Jeremy's Weblog

I recently graduated from Harvard Law School. This is my weblog. It tries to be funny. E-mail me if you like it. For an index of what's lurking in the archives, sorted by category, click here.

Tuesday, January 27, 2004

No classes until Monday, giving us time to recharge after a grueling three weeks of class. :) They baby students. Always all of these weeks off, and a whole summer -- and WEEKENDS! Imagine if you told a working lawyer he didn't have to work WEEKENDS! But law students? Not a single class! And no classes after dinnertime, and no classes that run all night, and no classes where the professor calls you on your cell phone right when you're leaving and asks you if you've finished up the memo.... Yeah, we law students have it pretty easy.

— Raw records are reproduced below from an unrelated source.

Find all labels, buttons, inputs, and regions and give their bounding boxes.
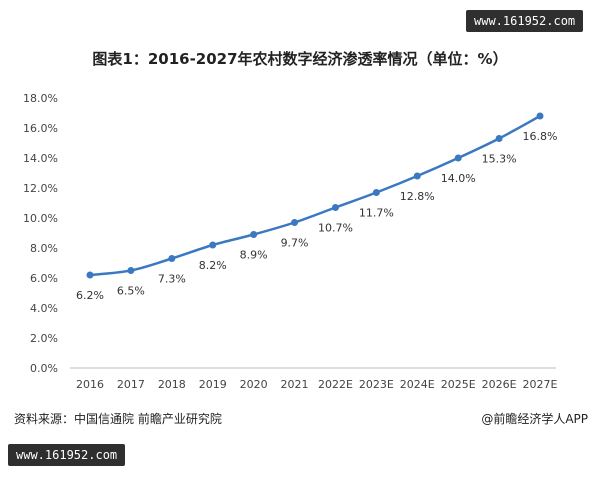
y-tick-label: 6.0% xyxy=(30,272,58,285)
data-point xyxy=(250,231,258,238)
x-tick-label: 2026E xyxy=(482,378,517,391)
data-point xyxy=(168,255,176,262)
y-tick-label: 18.0% xyxy=(23,92,58,105)
data-point xyxy=(454,154,462,162)
data-point xyxy=(331,204,339,211)
data-label: 10.7% xyxy=(318,222,353,235)
series-line xyxy=(89,114,541,277)
chart-title: 图表1：2016-2027年农村数字经济渗透率情况（单位：%） xyxy=(92,50,508,68)
source-note: 资料来源：中国信通院 前瞻产业研究院 xyxy=(14,412,222,426)
data-label: 12.8% xyxy=(400,190,435,203)
x-tick-label: 2025E xyxy=(441,378,476,391)
watermark-top: www.161952.com xyxy=(466,10,584,32)
y-tick-label: 2.0% xyxy=(30,332,58,345)
y-tick-label: 16.0% xyxy=(23,122,58,135)
line-chart: 0.0% 2.0% 4.0% 6.0% 8.0% 10.0% 12.0% 14.0% 16.0%… xyxy=(23,92,558,391)
data-point xyxy=(372,189,380,196)
data-point xyxy=(536,112,544,120)
data-label: 6.2% xyxy=(76,289,104,302)
data-point xyxy=(413,172,421,180)
data-label: 15.3% xyxy=(482,153,517,166)
data-label: 7.3% xyxy=(158,273,186,286)
x-tick-label: 2016 xyxy=(76,378,104,391)
data-point xyxy=(291,219,299,226)
x-tick-label: 2019 xyxy=(199,378,227,391)
brand-note: @前瞻经济学人APP xyxy=(481,412,588,426)
data-point xyxy=(495,135,503,142)
y-tick-label: 4.0% xyxy=(30,302,58,315)
x-tick-label: 2021 xyxy=(281,378,309,391)
x-tick-label: 2022E xyxy=(318,378,353,391)
y-tick-label: 14.0% xyxy=(23,152,58,165)
data-label: 11.7% xyxy=(359,207,394,220)
x-tick-label: 2024E xyxy=(400,378,435,391)
y-tick-label: 0.0% xyxy=(30,362,58,375)
y-tick-label: 10.0% xyxy=(23,212,58,225)
data-label: 6.5% xyxy=(117,285,145,298)
data-point xyxy=(86,271,94,279)
data-label: 14.0% xyxy=(441,172,476,185)
data-label: 8.9% xyxy=(240,249,268,262)
x-tick-label: 2017 xyxy=(117,378,145,391)
data-label: 16.8% xyxy=(523,130,558,143)
data-label: 8.2% xyxy=(199,259,227,272)
watermark-bottom: www.161952.com xyxy=(8,444,126,466)
y-tick-label: 8.0% xyxy=(30,242,58,255)
data-label: 9.7% xyxy=(281,237,309,250)
x-tick-label: 2018 xyxy=(158,378,186,391)
data-point xyxy=(127,267,135,274)
y-tick-label: 12.0% xyxy=(23,182,58,195)
data-point xyxy=(209,241,217,249)
x-tick-label: 2023E xyxy=(359,378,394,391)
x-tick-label: 2020 xyxy=(240,378,268,391)
x-tick-label: 2027E xyxy=(523,378,558,391)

I thought I'd dip into the e-mail-bag and answer some questions from 1Ls I'm completely inventing, because the number of real 1Ls who've e-mailed me with real questions I can count on two or three hands, and none of them that too recently. Anyway:

"Dear Jeremy. I just got my grades and they're really bad. Should I have my mom call my professors and tell them how smart I am?"

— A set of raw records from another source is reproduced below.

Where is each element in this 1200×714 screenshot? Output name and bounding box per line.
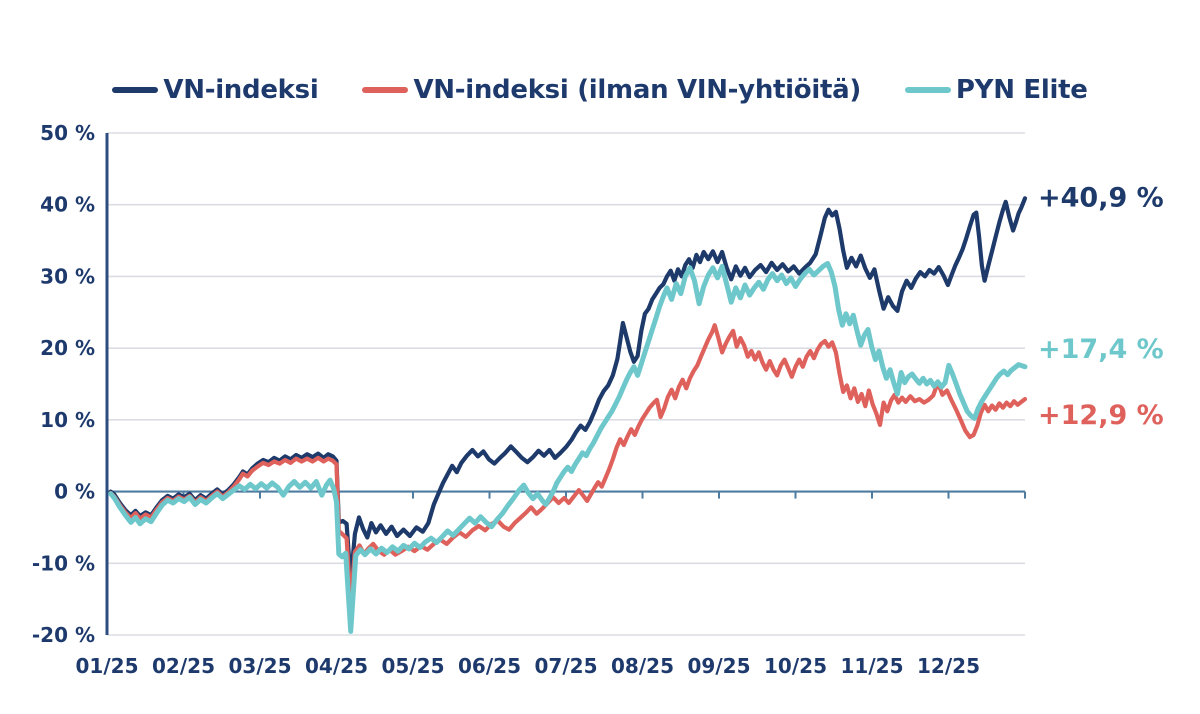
x-axis-label: 04/25 bbox=[305, 654, 368, 678]
x-axis-label: 06/25 bbox=[458, 654, 521, 678]
legend-item-pyn-elite: PYN Elite bbox=[904, 75, 1088, 105]
series-line-vn-indeksi-ilman-vin-yhti-it bbox=[108, 323, 1028, 605]
y-axis-label: 40 % bbox=[40, 193, 95, 217]
legend-line-swatch-red bbox=[362, 87, 409, 93]
y-axis-label: 10 % bbox=[40, 408, 95, 432]
chart-legend: VN-indeksi VN-indeksi (ilman VIN-yhtiöit… bbox=[0, 68, 1200, 112]
y-axis-label: -10 % bbox=[32, 551, 95, 575]
x-axis-label: 03/25 bbox=[229, 654, 292, 678]
x-axis-label: 12/25 bbox=[917, 654, 980, 678]
x-axis-label: 08/25 bbox=[611, 654, 674, 678]
x-axis-label: 11/25 bbox=[841, 654, 904, 678]
x-axis-label: 07/25 bbox=[535, 654, 598, 678]
y-axis-label: -20 % bbox=[32, 623, 95, 647]
legend-item-vn-indeksi-ilman-vin: VN-indeksi (ilman VIN-yhtiöitä) bbox=[362, 75, 861, 105]
x-axis-label: 09/25 bbox=[688, 654, 751, 678]
series-line-pyn-elite bbox=[108, 261, 1028, 634]
legend-label-vn-indeksi: VN-indeksi bbox=[163, 75, 319, 105]
x-axis-label: 10/25 bbox=[764, 654, 827, 678]
end-value-label: +12,9 % bbox=[1038, 400, 1164, 431]
end-value-label: +40,9 % bbox=[1038, 182, 1164, 213]
y-axis-label: 30 % bbox=[40, 264, 95, 288]
legend-line-swatch-navy bbox=[112, 87, 159, 93]
y-axis-label: 0 % bbox=[54, 480, 95, 504]
legend-label-vn-indeksi-ilman-vin: VN-indeksi (ilman VIN-yhtiöitä) bbox=[413, 75, 861, 105]
legend-line-swatch-teal bbox=[904, 87, 951, 93]
y-axis-label: 50 % bbox=[40, 121, 95, 145]
series-line-vn-indeksi bbox=[108, 196, 1028, 584]
y-axis-label: 20 % bbox=[40, 336, 95, 360]
x-axis-label: 02/25 bbox=[152, 654, 215, 678]
legend-item-vn-indeksi: VN-indeksi bbox=[112, 75, 319, 105]
end-value-label: +17,4 % bbox=[1038, 334, 1164, 365]
x-axis-label: 01/25 bbox=[76, 654, 139, 678]
x-axis-label: 05/25 bbox=[382, 654, 445, 678]
legend-label-pyn-elite: PYN Elite bbox=[955, 75, 1088, 105]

No, that's probably a bad idea. It was probably a bad idea when she did that in college too. Heck, it was probably a bad idea in fifth grade when she called that kid's parents after he beat you up in the schoolyard. Because you just got picked on more, right? Yeah, it's not a good idea. You should just relax. Bad grades only mean you did badly on the exam, not that you're a bad person. I mean, you might be a bad person. But I can't tell just based on your grades.

"Dear Jeremy. I just got my grades and they're awesome. Should I tell everyone I know?"

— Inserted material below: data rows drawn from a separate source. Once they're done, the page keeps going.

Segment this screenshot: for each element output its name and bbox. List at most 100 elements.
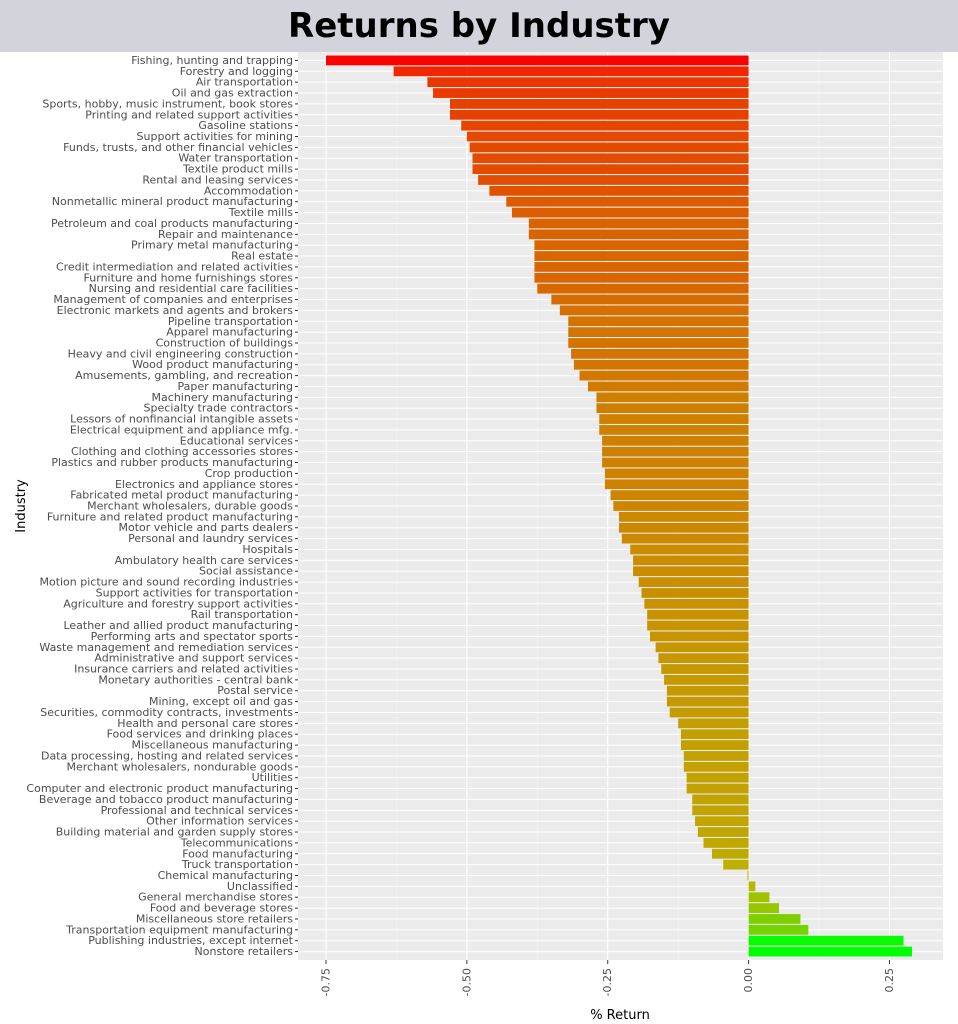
bar [599,414,749,424]
bar [680,740,749,750]
bar [647,609,749,620]
bar [723,859,749,870]
category-label: Chemical manufacturing [158,869,293,882]
bar [551,294,749,305]
bar [711,848,749,859]
bar [748,946,912,957]
bar [748,892,770,903]
category-label: Electrical equipment and appliance mfg. [70,423,293,436]
bar [686,783,749,794]
bar [469,142,749,153]
category-label: Air transportation [196,76,293,89]
category-label: Motor vehicle and parts dealers [118,521,293,534]
x-axis-title: % Return [590,1008,650,1023]
category-label: Oil and gas extraction [172,87,293,100]
category-label: Hospitals [242,543,293,556]
bar [573,359,749,370]
category-label: Management of companies and enterprises [53,293,293,306]
category-label: Gasoline stations [198,119,293,132]
bar [655,642,749,653]
bar [748,935,904,946]
category-label: Pipeline transportation [168,315,293,328]
category-label: Furniture and home furnishings stores [84,271,294,284]
category-label: Credit intermediation and related activi… [56,260,293,273]
category-label: Printing and related support activities [85,108,293,121]
bar [680,729,749,740]
category-label: Amusements, gambling, and recreation [75,369,293,382]
bar [610,490,749,501]
bar [633,555,749,566]
bar [506,196,749,207]
bar [571,348,749,359]
category-label: Merchant wholesalers, durable goods [87,500,293,513]
bar [449,109,749,120]
category-label: Food manufacturing [182,847,293,860]
category-label: Professional and technical services [101,804,294,817]
category-label: Nonmetallic mineral product manufacturin… [52,195,293,208]
bar [466,131,749,142]
category-label: Securities, commodity contracts, investm… [40,706,293,719]
bar [683,761,749,772]
category-label: Heavy and civil engineering construction [68,347,293,360]
bar [472,153,749,164]
bar [703,838,749,848]
bar [692,794,749,805]
bar [641,588,749,598]
x-tick-label: -0.25 [601,968,614,996]
bar [619,522,749,533]
bar [661,664,749,674]
category-label: Plastics and rubber products manufacturi… [51,456,293,469]
bar [568,327,749,338]
bar [664,674,749,685]
category-label: Real estate [231,250,293,263]
category-label: Publishing industries, except internet [88,934,293,947]
category-label: Agriculture and forestry support activit… [63,597,293,610]
category-label: Transportation equipment manufacturing [65,923,293,936]
category-label: Leather and allied product manufacturing [63,619,293,632]
bar [666,685,749,696]
category-label: Electronic markets and agents and broker… [57,304,294,317]
category-label: Educational services [180,434,293,447]
bar [596,403,749,414]
x-axis-ticks: -0.75 -0.50 -0.25 0.00 0.25 [320,960,896,996]
bar [489,185,749,196]
category-label: Funds, trusts, and other financial vehic… [63,141,293,154]
bar [638,577,749,587]
category-label: Fishing, hunting and trapping [131,54,293,67]
category-label: Support activities for mining [137,130,293,143]
category-label: Textile mills [228,206,294,219]
bar [683,751,749,761]
bar [559,305,749,316]
bars-layer [326,55,912,957]
category-label: Mining, except oil and gas [149,695,293,708]
bar [602,446,749,457]
bar [599,425,749,435]
bar [604,468,749,479]
category-label: Clothing and clothing accessories stores [71,445,293,458]
category-label: Other information services [146,815,293,828]
category-label: Data processing, hosting and related ser… [41,749,293,762]
category-label: Furniture and related product manufactur… [47,510,293,523]
category-label: Sports, hobby, music instrument, book st… [42,97,293,110]
bar [449,99,749,109]
category-label: Support activities for transportation [96,586,293,599]
category-label: Primary metal manufacturing [131,239,293,252]
chart-title: Returns by Industry [288,6,670,46]
category-label: Monetary authorities - central bank [98,673,293,686]
category-label: Accommodation [204,184,293,197]
category-label: Forestry and logging [180,65,293,78]
category-label: Food and beverage stores [150,902,293,915]
bar [621,533,749,544]
category-label: Paper manufacturing [177,380,293,393]
bar [537,283,749,294]
bar [697,827,749,837]
bar [748,903,780,913]
category-label: Performing arts and spectator sports [91,630,294,643]
bar [748,881,756,892]
bar [534,251,749,261]
category-label: Specialty trade contractors [144,402,294,415]
category-label: Computer and electronic product manufact… [26,782,293,795]
bar [568,338,749,348]
bar [748,924,809,935]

No, that's probably a bad idea. No one wants to know you did well. If you do badly, everyone wants to know that -- but you don't want to tell them because it's embarrassing. No one wants to feel bad. So don't tell them your grades, and don't ask them how they did. And don't do something stupid like say "I don't want to tell you what I got because I'm worried you'll feel bad," or "I don't want to say but let's just say I'm REALLY happy!" or something else where you think you're being coy but everyone knows what you mean. Just tell everyone you'd rather talk about the weather. Because the weather is a topic of great interest.

"Dear Jeremy. I just got my grades and failed every class. What should I do?"

Cry. I don't know. Go to business school?? Get a job?? Who knows. I don't know how you could fail every class. You figured out how to e-mail me, so at least you're smart enough to pass legal writing. I don't know. Tell them you have a learning disability. Who knows.

"Dear Jeremy. I just lost the New Hampshire primary. What should I do?"

Well, whatever you do, don't give a crazy speech where you name all the states and then scream like a mental patient. Don't do that. Again. Howard, don't do that again. It's not good.